Exercise: Multiple regression of muscle strength on age and height, 3

Question 3: Carry out graphical checks of the assumptions that the residuals follow a Normal distribution with uniform variance.

SPSS will provide a number of plots to check the assumptions. Alternatively, we can save the predicted values and residuals and use the Graphs commands. We did this in Question 6 in Week 9.

Click Analyze, Regression, Linear. Select Quadriceps strength into Dependent and Height and Age into Independents(s). Now click Plots.

I did not actually do these plots in the lecture (my mistake), but we did them for the simple linear regression in Questions 5 and 6 in Week 9. The only difference is that we cannot plot the residuals against the predictor, because there is more than one. We plot against the value predicted by the regression equation instead.

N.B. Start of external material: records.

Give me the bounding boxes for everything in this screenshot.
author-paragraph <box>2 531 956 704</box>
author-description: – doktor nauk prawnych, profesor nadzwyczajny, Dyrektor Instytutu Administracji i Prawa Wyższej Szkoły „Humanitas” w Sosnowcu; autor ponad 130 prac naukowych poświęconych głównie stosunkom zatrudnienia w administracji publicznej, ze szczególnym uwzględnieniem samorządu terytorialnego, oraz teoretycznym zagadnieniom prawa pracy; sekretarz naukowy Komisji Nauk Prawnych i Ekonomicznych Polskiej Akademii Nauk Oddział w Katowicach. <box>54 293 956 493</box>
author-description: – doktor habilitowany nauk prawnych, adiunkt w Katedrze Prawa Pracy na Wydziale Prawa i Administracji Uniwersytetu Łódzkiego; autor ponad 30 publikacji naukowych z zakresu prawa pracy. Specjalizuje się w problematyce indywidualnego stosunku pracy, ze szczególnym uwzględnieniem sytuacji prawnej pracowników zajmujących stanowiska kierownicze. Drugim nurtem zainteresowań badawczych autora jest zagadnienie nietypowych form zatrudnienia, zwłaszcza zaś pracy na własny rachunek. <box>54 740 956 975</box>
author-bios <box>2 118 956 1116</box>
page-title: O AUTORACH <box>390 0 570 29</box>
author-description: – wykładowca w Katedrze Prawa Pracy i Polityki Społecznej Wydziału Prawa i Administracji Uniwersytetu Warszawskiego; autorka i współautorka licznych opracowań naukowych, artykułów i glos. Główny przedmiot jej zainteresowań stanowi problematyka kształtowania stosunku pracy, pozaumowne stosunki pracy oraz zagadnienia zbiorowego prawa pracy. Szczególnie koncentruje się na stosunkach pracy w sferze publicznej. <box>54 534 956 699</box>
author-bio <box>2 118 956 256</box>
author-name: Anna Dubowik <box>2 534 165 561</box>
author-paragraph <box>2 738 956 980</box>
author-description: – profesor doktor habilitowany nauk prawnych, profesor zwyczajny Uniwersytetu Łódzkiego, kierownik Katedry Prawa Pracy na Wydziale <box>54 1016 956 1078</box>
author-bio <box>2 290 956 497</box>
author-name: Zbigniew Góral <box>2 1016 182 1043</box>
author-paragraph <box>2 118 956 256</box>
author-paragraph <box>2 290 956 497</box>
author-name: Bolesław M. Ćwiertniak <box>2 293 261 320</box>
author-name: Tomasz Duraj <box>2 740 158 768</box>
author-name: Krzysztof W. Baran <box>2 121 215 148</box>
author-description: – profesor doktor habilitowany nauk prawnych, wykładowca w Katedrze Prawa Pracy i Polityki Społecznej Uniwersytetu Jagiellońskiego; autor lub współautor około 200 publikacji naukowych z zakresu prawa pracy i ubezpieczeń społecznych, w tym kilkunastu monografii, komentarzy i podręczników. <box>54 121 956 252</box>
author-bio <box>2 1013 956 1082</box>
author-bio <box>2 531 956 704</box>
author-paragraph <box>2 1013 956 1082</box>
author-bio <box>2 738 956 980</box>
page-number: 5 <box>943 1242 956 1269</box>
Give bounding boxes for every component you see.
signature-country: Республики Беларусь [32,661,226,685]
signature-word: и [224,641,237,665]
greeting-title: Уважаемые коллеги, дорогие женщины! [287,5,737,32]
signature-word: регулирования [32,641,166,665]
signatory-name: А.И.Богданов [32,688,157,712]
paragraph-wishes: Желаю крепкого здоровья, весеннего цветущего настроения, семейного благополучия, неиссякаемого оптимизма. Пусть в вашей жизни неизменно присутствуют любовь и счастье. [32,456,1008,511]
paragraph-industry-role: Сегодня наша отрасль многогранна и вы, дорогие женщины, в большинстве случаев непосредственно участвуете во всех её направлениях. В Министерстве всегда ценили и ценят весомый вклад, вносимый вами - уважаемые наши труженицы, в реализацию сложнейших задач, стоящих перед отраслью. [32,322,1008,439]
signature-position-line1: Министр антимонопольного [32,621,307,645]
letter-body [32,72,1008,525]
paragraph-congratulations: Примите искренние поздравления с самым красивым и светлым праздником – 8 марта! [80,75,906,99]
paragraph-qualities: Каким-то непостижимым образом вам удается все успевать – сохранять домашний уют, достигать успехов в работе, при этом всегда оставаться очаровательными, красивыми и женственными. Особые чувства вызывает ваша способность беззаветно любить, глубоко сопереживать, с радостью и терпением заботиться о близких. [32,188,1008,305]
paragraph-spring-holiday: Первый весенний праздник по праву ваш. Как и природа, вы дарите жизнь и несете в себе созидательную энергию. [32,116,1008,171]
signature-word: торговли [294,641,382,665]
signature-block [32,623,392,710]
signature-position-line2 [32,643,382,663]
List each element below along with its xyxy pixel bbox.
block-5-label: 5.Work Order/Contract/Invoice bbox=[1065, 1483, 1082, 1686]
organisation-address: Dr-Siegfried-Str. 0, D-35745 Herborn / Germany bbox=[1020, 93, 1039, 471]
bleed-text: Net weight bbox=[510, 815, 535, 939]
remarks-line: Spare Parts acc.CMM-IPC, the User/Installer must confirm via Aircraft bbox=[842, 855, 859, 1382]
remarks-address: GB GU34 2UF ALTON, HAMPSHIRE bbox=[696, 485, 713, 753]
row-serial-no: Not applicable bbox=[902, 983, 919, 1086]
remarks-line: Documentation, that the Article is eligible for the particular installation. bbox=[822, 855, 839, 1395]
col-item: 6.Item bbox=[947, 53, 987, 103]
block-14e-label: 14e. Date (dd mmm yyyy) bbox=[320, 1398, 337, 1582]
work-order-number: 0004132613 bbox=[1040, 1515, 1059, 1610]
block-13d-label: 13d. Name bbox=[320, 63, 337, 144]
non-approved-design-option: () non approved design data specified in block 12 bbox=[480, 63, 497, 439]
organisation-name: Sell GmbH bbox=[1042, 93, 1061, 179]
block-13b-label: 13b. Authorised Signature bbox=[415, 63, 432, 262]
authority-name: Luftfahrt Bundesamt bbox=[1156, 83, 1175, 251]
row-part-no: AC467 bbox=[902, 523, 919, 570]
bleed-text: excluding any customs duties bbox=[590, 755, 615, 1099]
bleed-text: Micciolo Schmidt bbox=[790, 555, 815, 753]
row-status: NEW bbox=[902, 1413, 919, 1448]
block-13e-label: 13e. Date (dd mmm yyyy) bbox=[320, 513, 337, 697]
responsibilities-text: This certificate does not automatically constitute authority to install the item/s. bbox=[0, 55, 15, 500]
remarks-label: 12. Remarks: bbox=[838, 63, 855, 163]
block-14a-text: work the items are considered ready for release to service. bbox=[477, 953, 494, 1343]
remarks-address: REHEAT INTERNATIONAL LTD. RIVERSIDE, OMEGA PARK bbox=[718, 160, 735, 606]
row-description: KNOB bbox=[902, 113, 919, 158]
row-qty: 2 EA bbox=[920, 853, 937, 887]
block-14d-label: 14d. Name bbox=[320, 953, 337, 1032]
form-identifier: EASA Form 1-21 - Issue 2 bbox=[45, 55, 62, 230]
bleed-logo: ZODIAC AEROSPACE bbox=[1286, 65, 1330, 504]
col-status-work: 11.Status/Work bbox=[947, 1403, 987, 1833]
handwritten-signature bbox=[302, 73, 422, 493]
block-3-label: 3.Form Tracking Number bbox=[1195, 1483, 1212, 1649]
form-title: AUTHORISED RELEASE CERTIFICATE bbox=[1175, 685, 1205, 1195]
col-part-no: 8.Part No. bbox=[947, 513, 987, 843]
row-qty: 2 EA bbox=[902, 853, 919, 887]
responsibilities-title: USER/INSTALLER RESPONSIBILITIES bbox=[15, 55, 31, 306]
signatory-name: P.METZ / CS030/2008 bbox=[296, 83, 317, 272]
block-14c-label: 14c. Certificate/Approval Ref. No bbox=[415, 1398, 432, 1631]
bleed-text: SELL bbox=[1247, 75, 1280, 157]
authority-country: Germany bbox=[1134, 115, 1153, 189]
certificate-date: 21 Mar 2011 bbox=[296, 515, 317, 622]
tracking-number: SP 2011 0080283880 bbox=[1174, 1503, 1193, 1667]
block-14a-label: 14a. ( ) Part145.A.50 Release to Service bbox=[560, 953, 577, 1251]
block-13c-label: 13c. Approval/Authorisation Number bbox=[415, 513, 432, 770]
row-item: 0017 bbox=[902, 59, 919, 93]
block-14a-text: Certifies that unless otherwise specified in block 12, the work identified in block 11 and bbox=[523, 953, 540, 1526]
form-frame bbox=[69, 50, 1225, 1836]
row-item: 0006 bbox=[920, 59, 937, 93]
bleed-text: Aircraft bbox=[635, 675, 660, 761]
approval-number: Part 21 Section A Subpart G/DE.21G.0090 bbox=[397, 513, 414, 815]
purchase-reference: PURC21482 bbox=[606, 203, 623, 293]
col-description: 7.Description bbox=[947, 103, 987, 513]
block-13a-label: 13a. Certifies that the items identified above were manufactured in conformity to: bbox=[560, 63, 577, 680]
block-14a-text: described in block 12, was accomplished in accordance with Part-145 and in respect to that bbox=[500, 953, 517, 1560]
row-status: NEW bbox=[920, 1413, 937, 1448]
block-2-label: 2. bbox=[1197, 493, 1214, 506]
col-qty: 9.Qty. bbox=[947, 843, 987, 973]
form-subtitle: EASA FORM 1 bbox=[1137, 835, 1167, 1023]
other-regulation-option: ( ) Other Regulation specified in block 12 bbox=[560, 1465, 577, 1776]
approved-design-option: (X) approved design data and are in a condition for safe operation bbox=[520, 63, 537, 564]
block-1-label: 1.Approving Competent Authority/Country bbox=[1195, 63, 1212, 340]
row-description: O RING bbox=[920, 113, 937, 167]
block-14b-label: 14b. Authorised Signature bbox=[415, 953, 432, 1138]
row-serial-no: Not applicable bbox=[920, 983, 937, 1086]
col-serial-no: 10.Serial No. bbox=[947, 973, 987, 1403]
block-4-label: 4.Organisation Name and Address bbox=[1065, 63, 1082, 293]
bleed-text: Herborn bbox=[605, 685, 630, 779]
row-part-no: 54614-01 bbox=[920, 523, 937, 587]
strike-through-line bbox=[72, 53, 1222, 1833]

To plot residuals against predicted values we need to put one of the residuals variables into Y and one of the predicted variables into X. ZPRED and ZRESID are standardised, i.e. made to have mean zero and standard deviation one. ADJPRED and DRESID are in the original units, the natural predicted strength in newtons and the difference of the observed and predicted strength in newtons.

I chose the natural units, so put *ADJPRED into X: and *DRESID into Y:. I also clicked Histogram and Normal probability plot. Click Continue. Click OK.

You will get five tables of output, then three graphs. I have edited these to make them easier to read on screen.

The histogram has too many intervals for only 41 observations, so we can make the intervals larger:

The distribution is a bit skew to the left, but not much. The Normal plot also has a bit of a curve in it. The Normal plot is of the P-P type, rather than the Q-Q type, but the interpretation is the same. A curve towards less steep indicates negative skewness.

The plot of residual against predicted shows a possible relationship, with residuals being smaller at the ends and bigger in the middle. The model does not appear to be a very good fit to the data.